Surround Sound and Left/Right analog RCA connections

C

charwell

Audiophyte
Hi forum readers/moderators:

I'm in a bit of an arguement here at work over surround sound (5.1, etc.).

The premise concerns a basic connection; imagine wiring your audio run from a DVD player to a 5.1 surround processor using just 2 unbalanced RCAs (one from the left line out and the other from the right line out on the DVD player), connected to the Left/Right RCA audio inputs on the 5.1 receiver.

My question is this: Is there any encoded surround information containing 5 separate channels of audio when you use the Left/Right analog RCA connections? Or are the rear surround and center speakers simply a duplication of the front left/right channels? Assume that the media is recorded with 5.1 encoded track, that the DVD player is 5.1 complient, as is the receiver.

Let's see what the world thinks.

Thanks.
 
M

markw

Audioholic Overlord
charwell said:
The premise concerns a basic connection; imagine wiring your audio run from a DVD player to a 5.1 surround processor using just 2 unbalanced RCAs (one from the left line out and the other from the right line out on the DVD player), connected to the Left/Right RCA audio inputs on the 5.1 receiver.
OK, you're running a two channel analog signal from the DVD player to the receiver. The best you will be able to get out of this is DPL or some other matrixed system. this "derives" additional channels from the two you sent it.

charwell said:
My question is this: Is there any encoded surround information containing 5 separate channels of audio when you use the Left/Right analog RCA connections? Or are the rear surround and center speakers simply a duplication of the front left/right channels? Assume that the media is recorded with 5.1 encoded track, that the DVD player is 5.1 complient, as is the receiver.
None of the above. There are only two separate channels. The rears are not merely duplicates of the fronts. The additional channels (aside from the front R/L) are mathematically derived from the original two. IOW, they don't exist in the real world.
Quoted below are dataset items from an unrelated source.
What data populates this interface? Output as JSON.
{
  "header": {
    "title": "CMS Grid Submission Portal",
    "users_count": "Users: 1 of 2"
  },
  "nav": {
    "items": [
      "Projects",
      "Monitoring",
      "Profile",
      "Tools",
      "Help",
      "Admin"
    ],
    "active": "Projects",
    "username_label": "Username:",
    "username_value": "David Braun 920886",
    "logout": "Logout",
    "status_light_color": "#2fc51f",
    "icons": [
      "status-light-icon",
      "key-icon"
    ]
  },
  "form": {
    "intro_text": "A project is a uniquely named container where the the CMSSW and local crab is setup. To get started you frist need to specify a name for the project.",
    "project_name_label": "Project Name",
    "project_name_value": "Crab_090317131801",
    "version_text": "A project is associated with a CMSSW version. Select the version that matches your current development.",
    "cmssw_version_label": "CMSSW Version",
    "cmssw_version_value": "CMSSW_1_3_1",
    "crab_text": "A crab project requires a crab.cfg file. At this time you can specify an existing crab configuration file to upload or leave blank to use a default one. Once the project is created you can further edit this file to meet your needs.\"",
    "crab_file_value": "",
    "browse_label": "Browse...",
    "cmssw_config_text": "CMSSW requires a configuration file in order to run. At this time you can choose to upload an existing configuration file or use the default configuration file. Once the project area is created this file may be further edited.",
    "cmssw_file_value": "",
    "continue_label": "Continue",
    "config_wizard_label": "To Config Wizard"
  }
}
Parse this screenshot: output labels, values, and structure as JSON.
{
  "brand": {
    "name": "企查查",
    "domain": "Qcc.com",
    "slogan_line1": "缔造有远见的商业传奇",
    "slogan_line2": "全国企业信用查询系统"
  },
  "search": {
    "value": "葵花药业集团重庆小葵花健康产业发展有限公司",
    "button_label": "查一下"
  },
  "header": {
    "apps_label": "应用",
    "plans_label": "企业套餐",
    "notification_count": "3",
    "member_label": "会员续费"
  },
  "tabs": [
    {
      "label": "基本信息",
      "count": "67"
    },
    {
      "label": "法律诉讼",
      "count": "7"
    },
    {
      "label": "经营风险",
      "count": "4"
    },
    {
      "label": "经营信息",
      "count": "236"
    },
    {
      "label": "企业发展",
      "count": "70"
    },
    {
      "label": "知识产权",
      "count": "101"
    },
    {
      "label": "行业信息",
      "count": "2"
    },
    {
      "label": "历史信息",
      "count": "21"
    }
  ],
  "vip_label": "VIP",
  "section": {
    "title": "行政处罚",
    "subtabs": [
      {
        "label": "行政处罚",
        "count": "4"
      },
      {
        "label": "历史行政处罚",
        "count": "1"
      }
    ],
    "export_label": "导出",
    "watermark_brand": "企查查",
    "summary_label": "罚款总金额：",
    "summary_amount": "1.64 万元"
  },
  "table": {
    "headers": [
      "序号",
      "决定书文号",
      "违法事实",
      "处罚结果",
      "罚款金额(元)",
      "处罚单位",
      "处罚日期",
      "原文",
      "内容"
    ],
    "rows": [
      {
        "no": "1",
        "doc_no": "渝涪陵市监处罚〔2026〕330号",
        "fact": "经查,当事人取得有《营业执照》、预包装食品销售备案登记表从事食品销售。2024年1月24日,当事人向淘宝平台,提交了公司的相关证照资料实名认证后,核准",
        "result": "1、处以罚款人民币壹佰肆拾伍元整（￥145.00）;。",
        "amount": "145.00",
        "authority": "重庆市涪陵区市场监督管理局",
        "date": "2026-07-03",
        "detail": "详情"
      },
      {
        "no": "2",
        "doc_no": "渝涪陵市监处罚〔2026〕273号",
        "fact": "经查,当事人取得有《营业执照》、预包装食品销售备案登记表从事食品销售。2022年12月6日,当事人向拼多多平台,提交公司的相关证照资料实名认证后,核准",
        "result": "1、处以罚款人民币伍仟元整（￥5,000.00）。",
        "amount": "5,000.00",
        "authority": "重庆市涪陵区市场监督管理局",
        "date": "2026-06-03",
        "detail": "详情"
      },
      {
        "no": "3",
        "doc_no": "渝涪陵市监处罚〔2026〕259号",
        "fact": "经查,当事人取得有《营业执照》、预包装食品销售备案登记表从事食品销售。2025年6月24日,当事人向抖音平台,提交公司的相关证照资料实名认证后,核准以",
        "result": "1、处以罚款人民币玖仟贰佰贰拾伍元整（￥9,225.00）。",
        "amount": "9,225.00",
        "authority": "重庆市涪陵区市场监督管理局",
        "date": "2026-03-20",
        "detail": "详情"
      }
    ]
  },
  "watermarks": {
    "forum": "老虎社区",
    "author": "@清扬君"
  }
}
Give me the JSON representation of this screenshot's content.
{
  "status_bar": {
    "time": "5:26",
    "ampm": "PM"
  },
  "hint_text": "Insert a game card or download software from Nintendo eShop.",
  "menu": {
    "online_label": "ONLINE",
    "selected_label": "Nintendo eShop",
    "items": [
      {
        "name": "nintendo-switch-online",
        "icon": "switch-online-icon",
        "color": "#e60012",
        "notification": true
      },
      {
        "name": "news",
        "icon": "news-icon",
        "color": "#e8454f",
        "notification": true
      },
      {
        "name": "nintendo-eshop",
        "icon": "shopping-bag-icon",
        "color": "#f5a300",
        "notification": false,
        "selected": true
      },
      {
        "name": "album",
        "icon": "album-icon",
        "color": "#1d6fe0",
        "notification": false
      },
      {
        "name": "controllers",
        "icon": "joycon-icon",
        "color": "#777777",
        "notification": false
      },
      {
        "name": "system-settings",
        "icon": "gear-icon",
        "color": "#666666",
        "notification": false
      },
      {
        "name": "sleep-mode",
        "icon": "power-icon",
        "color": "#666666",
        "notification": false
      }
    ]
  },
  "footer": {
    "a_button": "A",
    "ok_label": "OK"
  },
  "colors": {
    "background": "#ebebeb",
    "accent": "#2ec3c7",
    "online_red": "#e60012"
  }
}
FWIW, this works wonders on VHS HiFi tapes.

If you want the five (or six) separate channels (plus a LFE) you need to feed a digital signal (via either a digital coax feed or toslink) from the player to a receiver capable of decoding these, usiing either Dolby digital or DTS. Ain't no way to get these via those through that red/white analog connection.
 
Last edited:
j_garcia

j_garcia

Audioholic Jedi
Dolby Surround is what you can get with a stereo analog connection - some material that is encoded with Dolby Surround or ProLogic2, will play back in 5.1 channels, but the sound is not true surround, it is matrixed as MarkW mentioned - the center and surrounds ARE encoded into the stereo signal, but they are bandwidth limited and they are not discrete. Regular stereo material may or may not give you a good surround effect, as the ProLogic data is not present.

You can get true, discrete surround either via digital as mentioned OR via a DVD player that has 6ch analog output and built in decoding connected to a receiver that has a 6ch analog input.